Reviewed by Lindsay Denninger -

Sudden Flash Youth: 65 Short Short Stories edited by Christine Perkins-Hazuka, Tom Hazuka, and Mark Budman

    Persea - December 15, 2011
    ISBN 978-0892553716, $12.95 (softcover)

The title of Sudden Flash Youth: 65 Short Short Stories is perfect, based on the content of the tales within. Youth, though when aching to grow up, feels unimaginably long, is fleeting, wasted—as the saying goes—on the young. This is the only collection of short shorts we know of with youth as its center theme.

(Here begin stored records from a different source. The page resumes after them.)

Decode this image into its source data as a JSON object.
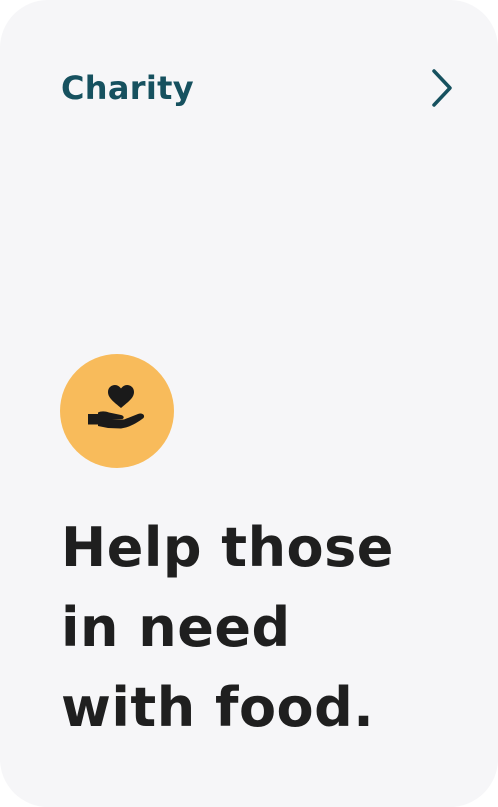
{
  "card": {
    "title": "Charity",
    "icon": "heart-in-hand-icon",
    "headline_lines": [
      "Help those",
      "in need",
      "with food."
    ]
  },
  "colors": {
    "card_background": "#f6f6f8",
    "title": "#16515f",
    "badge": "#f8bb5b",
    "headline": "#1f1f1f"
  }
}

The short stories in this collection run the gamut, from futuristic tales of avatar romance to the experiences of immigrant teens to the realizations that your parents are people, just as fallible as the rest of the world. For some, adolescence is like the dull ache of incoming wisdom teeth: adulthood is just breaking through the surface. Others are caught in the hope and possibility of the beginning of a life.

Stand-outs from the collection include "Currents" by Hannah Bottomy Voskuil, an effective short tale of the first realization of just how short life is; Daphne Beal's "Heartland," in which a young woman truly sees the older man she is dating for the first time; and Peter Bacho's "Beyond Yesler," a story about the second chance of a kid who used to run with the wrong crowd. At the collection's best, the tales within capture the cloudy side of growing up. Readers are not saturated with John Hughes-movie fare, but instead the honesty and confusion that growing up allows.

Though some of the stories feel dramatically simply for drama's sake, isn't that what adolescence is about? The thought that the next move you make could impact everything ever after? In Sudden Flash Youth, readers are given the full experience of young adulthood, complete with joyous grins, shocking lows, first-love butterflies, and a few growing pains.